Currently HMRC have four, six or 20 years (for mistake, careless or deliberate behaviour respectively) to assess tax that is due. Draft legislation issued on 6 July 2018 has extended the four and six year time limits such that HMRC will always be able to assess at least 12 years of back taxes for offshore non-compliance.
The four, six and 20 year time limits will continue for onshore non-compliance. Therefore, for the first time there is divergence on periods taxable between onshore and offshore.

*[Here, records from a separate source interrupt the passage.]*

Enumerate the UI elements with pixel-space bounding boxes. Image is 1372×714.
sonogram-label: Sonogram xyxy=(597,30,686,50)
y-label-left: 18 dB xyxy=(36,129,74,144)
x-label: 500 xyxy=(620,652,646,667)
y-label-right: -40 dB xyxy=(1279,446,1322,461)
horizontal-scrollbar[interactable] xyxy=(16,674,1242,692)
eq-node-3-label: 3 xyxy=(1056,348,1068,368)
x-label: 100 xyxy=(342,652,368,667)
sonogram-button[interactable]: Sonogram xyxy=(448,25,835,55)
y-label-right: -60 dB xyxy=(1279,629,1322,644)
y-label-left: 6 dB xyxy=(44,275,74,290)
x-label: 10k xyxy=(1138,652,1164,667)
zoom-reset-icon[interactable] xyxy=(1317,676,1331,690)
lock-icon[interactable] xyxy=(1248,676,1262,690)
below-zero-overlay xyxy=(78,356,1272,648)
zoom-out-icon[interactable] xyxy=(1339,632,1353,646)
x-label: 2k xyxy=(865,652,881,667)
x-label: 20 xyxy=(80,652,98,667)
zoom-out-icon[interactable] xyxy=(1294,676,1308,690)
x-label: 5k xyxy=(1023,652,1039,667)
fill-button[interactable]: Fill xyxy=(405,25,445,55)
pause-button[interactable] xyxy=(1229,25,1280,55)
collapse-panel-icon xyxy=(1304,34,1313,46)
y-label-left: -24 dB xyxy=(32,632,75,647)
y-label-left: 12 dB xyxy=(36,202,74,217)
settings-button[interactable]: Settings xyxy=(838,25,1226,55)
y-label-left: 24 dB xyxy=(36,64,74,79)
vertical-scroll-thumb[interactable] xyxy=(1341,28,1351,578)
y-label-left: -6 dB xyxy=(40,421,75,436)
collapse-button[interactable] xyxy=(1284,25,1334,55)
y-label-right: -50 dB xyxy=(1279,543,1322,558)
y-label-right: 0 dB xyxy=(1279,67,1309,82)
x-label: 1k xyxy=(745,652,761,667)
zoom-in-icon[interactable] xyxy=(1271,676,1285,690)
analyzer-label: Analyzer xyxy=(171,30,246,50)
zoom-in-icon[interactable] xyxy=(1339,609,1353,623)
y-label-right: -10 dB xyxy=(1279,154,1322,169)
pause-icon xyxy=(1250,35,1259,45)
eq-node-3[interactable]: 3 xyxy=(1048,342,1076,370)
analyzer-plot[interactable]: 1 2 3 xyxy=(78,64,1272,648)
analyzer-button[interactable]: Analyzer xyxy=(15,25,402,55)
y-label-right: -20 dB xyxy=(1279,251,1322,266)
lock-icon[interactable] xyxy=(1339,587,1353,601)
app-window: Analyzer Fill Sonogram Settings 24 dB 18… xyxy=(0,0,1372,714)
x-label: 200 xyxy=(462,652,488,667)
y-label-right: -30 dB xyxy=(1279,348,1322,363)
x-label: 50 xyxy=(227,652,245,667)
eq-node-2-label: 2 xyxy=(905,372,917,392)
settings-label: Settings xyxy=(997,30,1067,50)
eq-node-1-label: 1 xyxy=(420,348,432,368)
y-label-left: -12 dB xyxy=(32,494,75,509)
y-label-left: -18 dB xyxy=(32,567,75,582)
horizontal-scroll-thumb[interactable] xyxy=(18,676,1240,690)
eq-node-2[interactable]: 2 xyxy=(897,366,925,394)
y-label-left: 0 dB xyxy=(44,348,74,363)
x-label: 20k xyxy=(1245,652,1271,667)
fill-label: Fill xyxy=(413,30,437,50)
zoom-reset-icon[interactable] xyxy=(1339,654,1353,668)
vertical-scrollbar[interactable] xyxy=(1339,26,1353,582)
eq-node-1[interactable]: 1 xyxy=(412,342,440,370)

This new provision applies to Income Tax, Capital Gains Tax and Inheritance Tax where the lost tax involves an offshore matter or an offshore transfer, both of which are widely drawn and include income or capital gains arising on a source outside the UK, assets situated or held outside the UK and activities carried on outside the UK, or where the income or disposal proceeds is received outside the UK or transferred outside the UK.
The original consultation on extending the time limits included whether the provision should be extended to Corporation Tax but it has been confirmed it will not be.
This extended time limit does not apply if HMRC have received information from overseas by mandatory automatic exchange before the time limit that would otherwise apply (four, six or 20 years) and HMRC could reasonably have been expected to be aware of the lost tax from that information. It is unclear how this will be interpreted.
The new legislation will apply for years 2013-14 and 2014-15 in cases where the loss of tax is brought about by careless behaviour and for years 2015-16 onwards in other cases, following Royal Assent.